La apreciación de la obra de Larrañaga ofrecida por el Museo permite, a su vez, indagar hasta qué punto el arte y la política se encuentran imbricados, no sólo en las prácticas efectuadas en torno al artista, sino también en el contenido concreto de sus cuadros. Esto último resulta particularmente evidente en la temática abordada, que, desde su viaje a España en 1924, manifiesta un creciente interés por los márgenes, retratando, por ejemplo, a los trabajadores del puerto de Vigo. Pero si Larrañaga puso el foco en los habitantes de los resquicios de la sociedad, no fue tanto para expresar la función de fuerza de trabajo que ellos cumplen, ni su marginación. Como puede apreciarse en los gauchos retratados, que aparecen entretenidos con una riña de gallos o tocando la guitarra, como así también en sus cuadros circenses o de fiestas populares, la búsqueda de Larrañaga se centraba en esos momentos de ocio en el que el tiempo se detiene y las pasiones afloran. Tanto la alegría como la tristeza, el fervor como el desinterés, son expresados por un payaso melancólico, un músico mudo, una bella dama enmascarada y el borracho del carnaval, que no son indiferentes a quien los retrata, pero tampoco están posando, apareciendo en algunos casos distraídos o con la mirada perdida. ¿Están siendo retratados? ¿O está siendo retratada la espera por el retratista?

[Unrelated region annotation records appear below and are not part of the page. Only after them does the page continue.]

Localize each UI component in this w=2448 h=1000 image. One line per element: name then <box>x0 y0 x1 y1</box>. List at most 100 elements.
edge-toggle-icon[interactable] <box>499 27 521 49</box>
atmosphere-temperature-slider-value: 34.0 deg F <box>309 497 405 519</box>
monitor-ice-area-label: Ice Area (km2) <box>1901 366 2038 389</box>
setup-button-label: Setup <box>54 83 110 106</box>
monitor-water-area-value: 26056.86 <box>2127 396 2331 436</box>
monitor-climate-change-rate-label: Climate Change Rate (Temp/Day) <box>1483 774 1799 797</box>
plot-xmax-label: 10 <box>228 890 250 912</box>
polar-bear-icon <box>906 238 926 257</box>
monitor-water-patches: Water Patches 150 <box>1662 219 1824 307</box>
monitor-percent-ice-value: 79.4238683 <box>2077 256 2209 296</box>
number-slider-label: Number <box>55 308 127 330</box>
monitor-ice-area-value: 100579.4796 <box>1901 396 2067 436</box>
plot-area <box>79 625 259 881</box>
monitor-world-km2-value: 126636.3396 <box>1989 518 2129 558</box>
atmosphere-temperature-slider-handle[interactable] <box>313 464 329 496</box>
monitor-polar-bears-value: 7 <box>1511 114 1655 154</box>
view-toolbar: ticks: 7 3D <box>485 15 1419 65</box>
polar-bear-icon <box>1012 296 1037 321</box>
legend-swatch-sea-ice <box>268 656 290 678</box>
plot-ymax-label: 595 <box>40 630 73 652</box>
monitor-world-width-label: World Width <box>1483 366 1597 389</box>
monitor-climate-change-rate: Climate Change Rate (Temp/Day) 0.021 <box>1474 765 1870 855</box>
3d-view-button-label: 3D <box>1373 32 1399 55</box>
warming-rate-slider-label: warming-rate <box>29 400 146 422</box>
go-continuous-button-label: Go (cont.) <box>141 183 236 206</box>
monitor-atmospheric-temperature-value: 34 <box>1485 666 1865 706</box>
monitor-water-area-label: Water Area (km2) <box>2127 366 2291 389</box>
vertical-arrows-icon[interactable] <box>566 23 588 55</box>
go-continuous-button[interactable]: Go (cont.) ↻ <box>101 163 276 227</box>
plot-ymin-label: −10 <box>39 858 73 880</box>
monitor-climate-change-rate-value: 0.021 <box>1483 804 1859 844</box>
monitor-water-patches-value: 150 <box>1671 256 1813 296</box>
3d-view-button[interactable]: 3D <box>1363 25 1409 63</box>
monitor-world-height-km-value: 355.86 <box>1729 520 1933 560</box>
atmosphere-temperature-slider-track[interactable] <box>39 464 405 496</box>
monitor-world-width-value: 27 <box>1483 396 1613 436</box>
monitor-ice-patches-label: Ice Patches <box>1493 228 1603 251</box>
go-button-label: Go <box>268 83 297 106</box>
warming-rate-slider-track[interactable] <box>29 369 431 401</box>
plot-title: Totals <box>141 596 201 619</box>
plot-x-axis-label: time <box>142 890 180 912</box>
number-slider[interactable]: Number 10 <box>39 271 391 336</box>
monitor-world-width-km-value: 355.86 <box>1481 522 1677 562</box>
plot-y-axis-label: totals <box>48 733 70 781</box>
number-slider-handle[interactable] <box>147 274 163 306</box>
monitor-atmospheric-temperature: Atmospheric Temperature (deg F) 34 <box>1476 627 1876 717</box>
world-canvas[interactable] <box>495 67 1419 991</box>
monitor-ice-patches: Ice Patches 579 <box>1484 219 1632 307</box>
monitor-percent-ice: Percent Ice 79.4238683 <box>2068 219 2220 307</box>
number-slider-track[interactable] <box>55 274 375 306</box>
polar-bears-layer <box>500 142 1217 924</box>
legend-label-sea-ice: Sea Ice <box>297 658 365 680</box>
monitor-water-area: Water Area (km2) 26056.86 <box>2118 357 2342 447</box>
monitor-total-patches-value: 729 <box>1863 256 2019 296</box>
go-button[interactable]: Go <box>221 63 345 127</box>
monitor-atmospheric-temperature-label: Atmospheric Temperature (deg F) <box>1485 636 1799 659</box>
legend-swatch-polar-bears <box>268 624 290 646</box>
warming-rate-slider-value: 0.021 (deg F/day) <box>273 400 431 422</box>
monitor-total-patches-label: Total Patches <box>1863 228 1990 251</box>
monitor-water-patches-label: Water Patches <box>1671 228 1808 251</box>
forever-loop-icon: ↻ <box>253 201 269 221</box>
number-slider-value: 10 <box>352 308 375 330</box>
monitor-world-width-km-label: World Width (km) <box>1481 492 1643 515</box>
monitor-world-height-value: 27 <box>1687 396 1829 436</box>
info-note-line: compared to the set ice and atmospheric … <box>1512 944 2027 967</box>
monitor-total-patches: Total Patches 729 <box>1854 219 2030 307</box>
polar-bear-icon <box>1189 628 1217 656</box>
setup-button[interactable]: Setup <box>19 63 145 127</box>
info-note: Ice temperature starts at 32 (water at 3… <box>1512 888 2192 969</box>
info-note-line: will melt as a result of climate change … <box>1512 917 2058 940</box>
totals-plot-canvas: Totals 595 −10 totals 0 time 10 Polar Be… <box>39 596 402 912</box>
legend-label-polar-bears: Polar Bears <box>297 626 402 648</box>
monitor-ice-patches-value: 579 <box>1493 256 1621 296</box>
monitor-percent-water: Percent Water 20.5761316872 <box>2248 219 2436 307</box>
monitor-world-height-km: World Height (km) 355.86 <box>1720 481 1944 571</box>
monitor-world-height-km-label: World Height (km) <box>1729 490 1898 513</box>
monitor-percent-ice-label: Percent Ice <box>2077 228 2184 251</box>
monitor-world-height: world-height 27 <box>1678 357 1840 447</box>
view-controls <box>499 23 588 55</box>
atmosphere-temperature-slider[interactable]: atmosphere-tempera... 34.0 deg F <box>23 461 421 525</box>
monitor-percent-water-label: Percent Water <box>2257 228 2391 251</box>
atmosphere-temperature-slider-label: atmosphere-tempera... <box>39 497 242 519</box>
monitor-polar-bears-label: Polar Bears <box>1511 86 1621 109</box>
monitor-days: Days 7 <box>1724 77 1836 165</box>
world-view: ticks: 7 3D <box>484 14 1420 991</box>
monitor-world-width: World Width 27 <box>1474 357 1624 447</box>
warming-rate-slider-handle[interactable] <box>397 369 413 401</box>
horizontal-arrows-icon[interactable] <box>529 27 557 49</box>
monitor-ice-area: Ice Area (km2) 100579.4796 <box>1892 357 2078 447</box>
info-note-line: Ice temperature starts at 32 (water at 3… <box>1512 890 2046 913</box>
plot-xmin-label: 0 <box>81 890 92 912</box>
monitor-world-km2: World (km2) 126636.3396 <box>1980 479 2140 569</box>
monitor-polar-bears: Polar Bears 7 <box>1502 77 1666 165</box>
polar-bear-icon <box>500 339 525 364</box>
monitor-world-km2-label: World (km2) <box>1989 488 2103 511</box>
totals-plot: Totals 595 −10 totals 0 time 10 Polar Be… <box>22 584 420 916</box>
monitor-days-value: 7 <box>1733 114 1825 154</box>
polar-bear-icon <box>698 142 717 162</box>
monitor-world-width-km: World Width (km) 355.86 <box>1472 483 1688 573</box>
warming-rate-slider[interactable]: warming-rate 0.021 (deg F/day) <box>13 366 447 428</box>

Pero si un artista retrata determinados temas, ello sucede en la medida en que estos materializan una problematización de las formas. En este sentido, a lo largo de la obra de Larrañaga, puede apreciarse una constante preocupación por el pliegue, manifestado, al mismo tiempo, en dos dimensiones. Por un lado, un pliegue deformizante al estilo de Henri Matisse, que desproporciona y desarticula las formas, expresado recurrentemente en el tratamiento que hace de las telas. Por otro lado, desarrolla Larrañaga un pliegue geometrizante, en diálogo con la pintura de Paul Cézanne, que regulariza las formas, como se manifiesta en los atributos de las máscaras que aparecen con frecuencia en sus cuadros.
La tensión constante entre estas dos tendencias de pliegue, a la que quedan subordinados el tratamiento de la luz y del color, encuentra una distinta manifestación en cada una de sus pinturas. Los pescadores de Vigo poseen un cuerpo deformado, especialmente sus pies, mientras las construcciones de fondo se geometrizan; en sus payasos, la geometrización asume la forma de una máscara en su rostro, al tiempo que su cuerpo se deforma, desarticulándose; y los gauchos, cuyos ponchos se pliegan de manera sinuosa, forman círculos y triángulos en su disposición conjunta.
Llevadas a un plano social, estas dos dimensiones del pliegue son las que engloban la búsqueda política de articular el elemento frágil, inaprensible y desarticulado de la sociedad, con una organización tal que, al tiempo que le da una forma, no elimine su singularidad. Quizá haya sido esta problematización entre lo deformante y la geometrización la que llevó a Larrañaga a elegir como tema los márgenes de la sociedad, en sus momentos de ocio y a la espera del retratista. Esta misma preocupación, seguramente, se encuentre en el origen de su adhesión al peronismo, movimiento que, muchos años después de que él la plasmara en la pintura, la planteó al nivel de la política. Tal vez allí también resida el motivo de la saña con la que fue tratada su obra desde la dictadura del ’55.
Si esto es así, recuperar aquello que quiso ser eliminado exige una apreciación de su obra que rescate y al mismo tiempo actualice lo que este gran artista supo pintar con tanta maestría y nos ha dejado como legado.